Mr. Musk said that there has to be a serious competitor to Google in the AGI race, and that OpenAI won’t be able to do it. So he intended to build that competitor in Tesla, Mr. Brockman said.
“If you know, has Tesla ever been unprofitable?” asked Mrs. Eddy. “No,” said Mr. Brockman. He was due to return to the witness stand on Tuesday.
Before Mr. Brockman testified, the nine-person jury heard from Stuart Russell, a professor of computer science at the University of California, Berkeley, who specializes in artificial intelligence security. Dr. Russell said the danger may emerge as commercial companies race to build AGI
“Whichever company develops AGI first will have a significant advantage, which would then increase compared to other companies,” said Dr. Russell. “This company – or a small handful of companies – can control most of the economic activity on the planet, and governments would become subservient to these companies.”
Mr Musk’s case was dealt a blow on Friday when Judge Yvonne Gonzalez Rogers, who is presiding over the case, struck down parts of the testimony of Jared Birchall, who runs Mr Musk’s family office. While being questioned by Mr. Musk’s legal team on Thursday afternoon, Mr. Birchall discussed last year’s $97.4 billion offer by Mr. Musk and others to buy OpenAI’s assets.

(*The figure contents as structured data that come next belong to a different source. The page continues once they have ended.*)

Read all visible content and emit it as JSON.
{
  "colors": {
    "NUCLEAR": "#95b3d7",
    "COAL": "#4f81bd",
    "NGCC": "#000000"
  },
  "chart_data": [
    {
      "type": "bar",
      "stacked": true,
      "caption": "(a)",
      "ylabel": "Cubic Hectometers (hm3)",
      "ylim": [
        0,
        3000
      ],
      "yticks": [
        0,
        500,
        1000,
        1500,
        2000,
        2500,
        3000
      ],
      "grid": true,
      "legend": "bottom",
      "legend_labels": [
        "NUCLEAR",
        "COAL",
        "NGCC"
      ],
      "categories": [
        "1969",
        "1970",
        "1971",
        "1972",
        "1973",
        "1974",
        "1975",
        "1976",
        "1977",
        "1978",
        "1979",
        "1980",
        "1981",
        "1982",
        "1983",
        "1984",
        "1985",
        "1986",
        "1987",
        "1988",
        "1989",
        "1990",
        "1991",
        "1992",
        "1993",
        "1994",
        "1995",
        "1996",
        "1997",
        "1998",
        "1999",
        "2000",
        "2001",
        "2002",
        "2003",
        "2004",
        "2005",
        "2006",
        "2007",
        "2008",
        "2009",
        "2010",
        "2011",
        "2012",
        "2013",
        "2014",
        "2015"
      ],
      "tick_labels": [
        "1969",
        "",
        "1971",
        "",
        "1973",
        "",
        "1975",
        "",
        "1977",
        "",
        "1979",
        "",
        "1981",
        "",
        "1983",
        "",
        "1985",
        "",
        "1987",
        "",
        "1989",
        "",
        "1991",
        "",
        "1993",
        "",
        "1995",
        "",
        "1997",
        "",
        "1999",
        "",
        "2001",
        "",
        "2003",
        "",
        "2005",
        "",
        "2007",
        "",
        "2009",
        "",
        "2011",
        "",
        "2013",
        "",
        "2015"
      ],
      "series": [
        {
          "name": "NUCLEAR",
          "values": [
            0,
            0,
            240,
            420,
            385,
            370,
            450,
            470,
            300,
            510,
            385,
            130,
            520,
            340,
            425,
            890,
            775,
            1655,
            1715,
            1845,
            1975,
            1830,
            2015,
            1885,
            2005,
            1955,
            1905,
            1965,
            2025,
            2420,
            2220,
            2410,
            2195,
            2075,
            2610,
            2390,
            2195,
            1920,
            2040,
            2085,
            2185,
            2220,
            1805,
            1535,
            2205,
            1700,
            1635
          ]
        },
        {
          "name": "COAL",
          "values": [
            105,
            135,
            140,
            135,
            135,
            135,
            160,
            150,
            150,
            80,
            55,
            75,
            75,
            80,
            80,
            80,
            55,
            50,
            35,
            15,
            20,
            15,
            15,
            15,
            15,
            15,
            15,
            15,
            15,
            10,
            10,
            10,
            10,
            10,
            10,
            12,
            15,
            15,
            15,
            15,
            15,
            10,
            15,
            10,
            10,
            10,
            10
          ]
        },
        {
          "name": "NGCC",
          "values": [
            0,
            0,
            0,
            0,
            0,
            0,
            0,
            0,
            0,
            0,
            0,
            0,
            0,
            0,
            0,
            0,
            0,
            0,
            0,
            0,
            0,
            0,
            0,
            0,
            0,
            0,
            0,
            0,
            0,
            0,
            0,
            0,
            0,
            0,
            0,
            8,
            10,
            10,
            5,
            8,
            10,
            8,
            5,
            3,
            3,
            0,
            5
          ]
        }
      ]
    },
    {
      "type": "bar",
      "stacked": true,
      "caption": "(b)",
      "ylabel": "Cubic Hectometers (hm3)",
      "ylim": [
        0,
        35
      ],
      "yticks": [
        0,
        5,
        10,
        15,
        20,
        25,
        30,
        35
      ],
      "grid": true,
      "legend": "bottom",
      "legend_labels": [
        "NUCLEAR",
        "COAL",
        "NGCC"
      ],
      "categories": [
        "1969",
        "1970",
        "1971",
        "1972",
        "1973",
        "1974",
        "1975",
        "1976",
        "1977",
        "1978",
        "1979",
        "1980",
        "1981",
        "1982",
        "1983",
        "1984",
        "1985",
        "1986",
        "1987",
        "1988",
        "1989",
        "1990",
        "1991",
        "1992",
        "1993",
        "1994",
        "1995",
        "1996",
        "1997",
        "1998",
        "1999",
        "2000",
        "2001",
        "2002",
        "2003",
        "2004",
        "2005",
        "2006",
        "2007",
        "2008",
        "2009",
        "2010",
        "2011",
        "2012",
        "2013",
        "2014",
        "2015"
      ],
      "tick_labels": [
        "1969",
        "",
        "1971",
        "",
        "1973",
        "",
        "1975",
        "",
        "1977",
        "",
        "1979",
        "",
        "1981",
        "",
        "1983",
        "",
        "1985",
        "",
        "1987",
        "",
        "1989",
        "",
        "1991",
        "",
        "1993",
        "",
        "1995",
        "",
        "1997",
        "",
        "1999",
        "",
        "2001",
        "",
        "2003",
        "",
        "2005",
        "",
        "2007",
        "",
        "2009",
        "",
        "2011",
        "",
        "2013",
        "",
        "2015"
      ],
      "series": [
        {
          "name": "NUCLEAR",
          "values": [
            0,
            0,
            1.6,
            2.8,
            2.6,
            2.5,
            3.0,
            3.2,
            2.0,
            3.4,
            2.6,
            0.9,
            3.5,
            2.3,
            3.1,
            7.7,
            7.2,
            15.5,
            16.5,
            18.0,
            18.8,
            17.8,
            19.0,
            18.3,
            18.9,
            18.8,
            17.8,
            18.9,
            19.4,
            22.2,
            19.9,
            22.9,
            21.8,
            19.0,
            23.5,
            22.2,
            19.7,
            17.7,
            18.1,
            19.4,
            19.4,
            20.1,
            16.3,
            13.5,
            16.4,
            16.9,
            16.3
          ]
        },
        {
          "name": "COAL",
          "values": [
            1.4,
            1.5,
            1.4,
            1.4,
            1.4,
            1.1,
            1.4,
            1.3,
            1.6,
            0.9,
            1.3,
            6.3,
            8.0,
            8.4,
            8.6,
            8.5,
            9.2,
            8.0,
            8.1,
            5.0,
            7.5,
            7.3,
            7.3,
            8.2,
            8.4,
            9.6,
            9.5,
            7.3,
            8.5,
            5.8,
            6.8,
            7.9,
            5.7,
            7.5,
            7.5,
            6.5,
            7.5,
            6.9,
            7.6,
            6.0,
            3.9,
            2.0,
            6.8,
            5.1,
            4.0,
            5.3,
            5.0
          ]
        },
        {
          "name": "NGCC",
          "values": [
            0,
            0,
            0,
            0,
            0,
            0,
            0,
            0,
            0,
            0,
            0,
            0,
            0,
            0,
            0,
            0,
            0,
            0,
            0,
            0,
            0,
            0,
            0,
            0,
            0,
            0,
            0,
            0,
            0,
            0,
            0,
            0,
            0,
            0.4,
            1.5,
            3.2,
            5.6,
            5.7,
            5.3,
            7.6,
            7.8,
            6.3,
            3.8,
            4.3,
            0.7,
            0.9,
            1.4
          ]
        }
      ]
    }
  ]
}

He said he was concerned that Mr. Altman was inappropriately taking away value from the nonprofit OpenAI when he and others created a new for-profit company in anticipation of a public offering. He accused Mr. Altman of “sitting on both sides of the negotiations” as those plans were made.
But Judge Gonzalez Rogers ordered that Mr. Birchall’s discussion of the offer be stricken from his testimony because he had no personal knowledge of Mr. Altman’s involvement in the negotiations.
Mr. Birchall acknowledged that he arranged the $97.4 billion offer with Marc Toberoff, one of the lawyers representing Mr. Musk in his lawsuit against OpenAI.